One of the biggest trends at the intersection of tech and coffee over the last few years—and frankly one of my least favorite—is, well, not-coffee. Some call it “molecular coffee,” some call it “cell-based” or “lab-grown” or “beanless” even, but whatever it is, it is not produced from the earth. Each product launch and revelation around this space comes marauding with claims about making coffee “more sustainable,” citing cherry-picked facts about deforestation and other alleged negative side effects of some coffee farming practices. These claims function as a sort of zero-sum game, in which the vague totem sustainability becomes the end-all be-all, conveniently forgetting to ledger the impacts on those who stand to lose the most from not-coffee: the producers, those very real, terribly inconvenient human beings who actually grow and harvest the coffee in the first place.
Now there is molecular coffee in sparkling form. As reported by Food Business News, the sparkling beverage is known as Zero Coffee and is the product of Cult Foods, the new products arm of Cult Food Science Corp, “an investment platform accelerating the development of cellular agriculture technologies” based in Toronto. The “cell-based coffee” is the first of two offerings from Cult Foods, along with Free Candy, a “performance gummy made with cell-based collagen.”
“The products that bring us so much joy—an afternoon coffee or sweet snack—so often rely on environmentally harmful ingredients,” [Cult Foods VP of product development Joshua] Errett said . “Cult Foods is providing a sustainable alternative with its Zero Coffee and Free Candy products, making the joy of coffee or candy truly guilt-free.”
Zero Coffee is not Cult Food Science Corp’s first foray into coffee. Included in their portfolio of 18 “early-stage cellular agriculture companies” is Compound Foods, the San Francisco-based maker of the aforementioned “beanless” coffee. Flavors for Zero Coffee include Classic, Chocolate, and Honey, each touting 100mg of caffeine per 12oz can, roughly the same as a standard cup of coffee. Zero Coffee hasn’t yet hit the shelves for mass public consumption.
Scratch the surface even just an inch beyond the tech buzz doublespeak, and the implications become obvious. This is your classic straw man argument: yes, there are some bad, unsustainable farming practices in coffee production, but not all coffee farming is like this, not even close. Molecular coffee posits that by indiscriminately funneling money away from coffee producers, many of whom are growing the coffee you drink every morning in a responsible and sustainable fashion, and into the hand of Seattle and Toronto and Silicon Valley tech disruptors, we will have achieved some sort of ethical consumption apotheosis.

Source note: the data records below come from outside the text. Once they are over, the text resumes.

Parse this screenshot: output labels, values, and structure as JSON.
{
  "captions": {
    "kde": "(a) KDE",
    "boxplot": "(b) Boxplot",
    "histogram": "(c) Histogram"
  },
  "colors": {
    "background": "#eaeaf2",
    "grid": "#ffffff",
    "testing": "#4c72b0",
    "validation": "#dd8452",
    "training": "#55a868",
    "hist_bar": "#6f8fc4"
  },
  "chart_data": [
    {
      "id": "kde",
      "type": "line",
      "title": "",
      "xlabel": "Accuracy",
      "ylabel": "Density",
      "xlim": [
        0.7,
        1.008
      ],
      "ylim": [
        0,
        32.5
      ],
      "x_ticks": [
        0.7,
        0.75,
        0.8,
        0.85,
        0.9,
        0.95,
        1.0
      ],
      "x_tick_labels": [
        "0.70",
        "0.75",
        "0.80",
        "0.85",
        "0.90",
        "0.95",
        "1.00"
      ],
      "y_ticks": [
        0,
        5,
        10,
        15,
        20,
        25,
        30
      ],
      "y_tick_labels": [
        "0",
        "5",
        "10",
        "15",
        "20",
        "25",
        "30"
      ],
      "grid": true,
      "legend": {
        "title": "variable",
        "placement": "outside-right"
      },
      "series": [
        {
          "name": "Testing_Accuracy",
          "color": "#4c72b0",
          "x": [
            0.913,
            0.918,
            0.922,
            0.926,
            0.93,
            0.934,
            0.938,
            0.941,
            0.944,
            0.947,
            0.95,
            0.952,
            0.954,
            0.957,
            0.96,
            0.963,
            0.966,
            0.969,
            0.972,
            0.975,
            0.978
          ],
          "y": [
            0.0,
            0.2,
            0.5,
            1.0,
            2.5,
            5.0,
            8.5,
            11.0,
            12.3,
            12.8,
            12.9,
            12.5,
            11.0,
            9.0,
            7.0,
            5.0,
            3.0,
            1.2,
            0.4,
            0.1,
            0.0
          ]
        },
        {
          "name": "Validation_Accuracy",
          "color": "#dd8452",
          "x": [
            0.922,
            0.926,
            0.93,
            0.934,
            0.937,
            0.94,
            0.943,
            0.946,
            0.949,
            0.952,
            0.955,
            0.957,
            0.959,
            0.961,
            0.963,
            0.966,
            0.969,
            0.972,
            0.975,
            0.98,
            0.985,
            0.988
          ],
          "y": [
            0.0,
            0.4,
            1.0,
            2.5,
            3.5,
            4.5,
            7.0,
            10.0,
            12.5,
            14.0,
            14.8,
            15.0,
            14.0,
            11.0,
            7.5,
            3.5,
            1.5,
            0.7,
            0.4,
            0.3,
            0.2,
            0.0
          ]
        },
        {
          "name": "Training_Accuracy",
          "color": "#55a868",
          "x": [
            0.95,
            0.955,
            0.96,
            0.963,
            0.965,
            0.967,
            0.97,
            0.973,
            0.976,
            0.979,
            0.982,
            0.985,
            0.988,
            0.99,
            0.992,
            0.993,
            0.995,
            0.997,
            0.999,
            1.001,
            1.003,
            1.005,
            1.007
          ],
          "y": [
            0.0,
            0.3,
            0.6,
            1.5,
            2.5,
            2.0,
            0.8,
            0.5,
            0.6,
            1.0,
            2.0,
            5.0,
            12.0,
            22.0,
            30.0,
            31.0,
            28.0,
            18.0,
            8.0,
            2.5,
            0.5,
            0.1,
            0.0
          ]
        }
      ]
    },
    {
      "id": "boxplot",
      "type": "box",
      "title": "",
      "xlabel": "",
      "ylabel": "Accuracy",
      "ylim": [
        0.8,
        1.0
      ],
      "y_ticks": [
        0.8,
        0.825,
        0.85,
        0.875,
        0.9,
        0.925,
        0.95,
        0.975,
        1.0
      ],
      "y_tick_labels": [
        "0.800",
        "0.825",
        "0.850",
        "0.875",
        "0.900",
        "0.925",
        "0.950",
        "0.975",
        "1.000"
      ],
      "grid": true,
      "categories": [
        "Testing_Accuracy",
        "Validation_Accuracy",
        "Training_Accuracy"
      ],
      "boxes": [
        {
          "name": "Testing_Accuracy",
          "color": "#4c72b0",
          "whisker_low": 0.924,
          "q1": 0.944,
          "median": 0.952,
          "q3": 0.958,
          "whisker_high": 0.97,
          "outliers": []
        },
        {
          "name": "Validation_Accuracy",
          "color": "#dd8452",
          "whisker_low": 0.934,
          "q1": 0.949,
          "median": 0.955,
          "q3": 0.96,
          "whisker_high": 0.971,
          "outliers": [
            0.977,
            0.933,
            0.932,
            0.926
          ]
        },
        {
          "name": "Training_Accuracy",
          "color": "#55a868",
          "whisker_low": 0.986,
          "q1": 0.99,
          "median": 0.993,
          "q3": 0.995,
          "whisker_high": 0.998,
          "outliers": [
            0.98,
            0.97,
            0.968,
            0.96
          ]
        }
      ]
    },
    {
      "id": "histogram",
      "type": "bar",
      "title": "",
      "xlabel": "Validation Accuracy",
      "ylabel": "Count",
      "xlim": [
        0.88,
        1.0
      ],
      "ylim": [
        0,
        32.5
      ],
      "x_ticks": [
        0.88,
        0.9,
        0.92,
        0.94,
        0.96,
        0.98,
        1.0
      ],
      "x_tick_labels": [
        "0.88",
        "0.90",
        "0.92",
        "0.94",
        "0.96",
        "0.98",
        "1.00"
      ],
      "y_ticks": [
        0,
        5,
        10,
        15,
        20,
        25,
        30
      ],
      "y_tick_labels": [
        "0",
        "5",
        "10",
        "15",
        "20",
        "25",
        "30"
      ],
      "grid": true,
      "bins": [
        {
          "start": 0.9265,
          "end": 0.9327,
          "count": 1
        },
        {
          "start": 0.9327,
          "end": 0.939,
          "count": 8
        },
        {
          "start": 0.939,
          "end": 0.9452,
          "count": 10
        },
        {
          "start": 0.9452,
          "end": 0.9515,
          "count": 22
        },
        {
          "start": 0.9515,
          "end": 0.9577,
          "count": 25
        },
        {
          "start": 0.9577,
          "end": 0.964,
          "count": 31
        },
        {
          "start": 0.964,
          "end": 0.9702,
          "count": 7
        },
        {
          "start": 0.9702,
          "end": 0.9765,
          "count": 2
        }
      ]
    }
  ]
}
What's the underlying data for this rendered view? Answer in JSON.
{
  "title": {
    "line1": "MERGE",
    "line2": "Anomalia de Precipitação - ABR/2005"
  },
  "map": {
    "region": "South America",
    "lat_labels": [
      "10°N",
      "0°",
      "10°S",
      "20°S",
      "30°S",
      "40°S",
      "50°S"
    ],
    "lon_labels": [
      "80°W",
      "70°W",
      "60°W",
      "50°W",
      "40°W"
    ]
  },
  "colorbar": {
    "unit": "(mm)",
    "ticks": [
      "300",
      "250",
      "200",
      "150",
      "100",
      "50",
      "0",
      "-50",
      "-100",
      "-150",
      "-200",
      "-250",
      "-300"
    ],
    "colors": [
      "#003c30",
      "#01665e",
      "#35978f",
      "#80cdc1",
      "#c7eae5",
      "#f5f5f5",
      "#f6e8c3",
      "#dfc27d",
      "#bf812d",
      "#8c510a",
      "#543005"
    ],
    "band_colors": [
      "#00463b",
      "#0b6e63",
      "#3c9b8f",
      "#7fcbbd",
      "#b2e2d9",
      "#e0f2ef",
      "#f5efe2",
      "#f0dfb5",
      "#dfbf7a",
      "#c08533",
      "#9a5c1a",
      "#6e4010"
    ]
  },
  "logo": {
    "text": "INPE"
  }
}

And then what? I have a guess.
All that deforestation we saved from not growing coffee will now be deforestation from a different cash crop. Because it’s not what is growing on the land that leads to deforestation but the people behind it, who will then instead be forced to rip out more rainforest to grow cacao or avocados or bananas. And caught in the middle are the rest of the coffee producers, already under siege from immorally low and unpredictable coffee prices, who now have to contend with folks not buying their product because some conglomerate farmer somewhere is deforesting land and it is being turned into marketing fodder (and money) for a tech company a thousand miles away from the problem.
And then some brainy young go-getters with a lot of college debt in Fremont or Quayside or Austin’s Silicon Hills are going to molecularly innovate the banana, and the cacao plant, and the avocado, too. Because these are also plants that can be amorphously linked to environmental impact, pointed to as billion dollar industries, and fund-raised to disrupt. It all pencils out, adds up to alpha, makes sense, hits that valuation, as long as you are willing to never actually tally the final sum of the equation, or say the quiet part loud, which appears to be simply, inevitably: fuck the farmers.
In truth I don’t actually think not-coffee will ever overtake the real thing. (And if it does, it will probably be the least of our problems in the grey-scale dystopian times we will find ourselves in.) But this is the logical conclusion of tech’s new favorite idea about sustainability in coffee. Whether or any of these drinks are good or taste like coffee—which I would imagine they do, because science is an amazing thing—is not the point. It’s what are we gaining and losing in the exchange.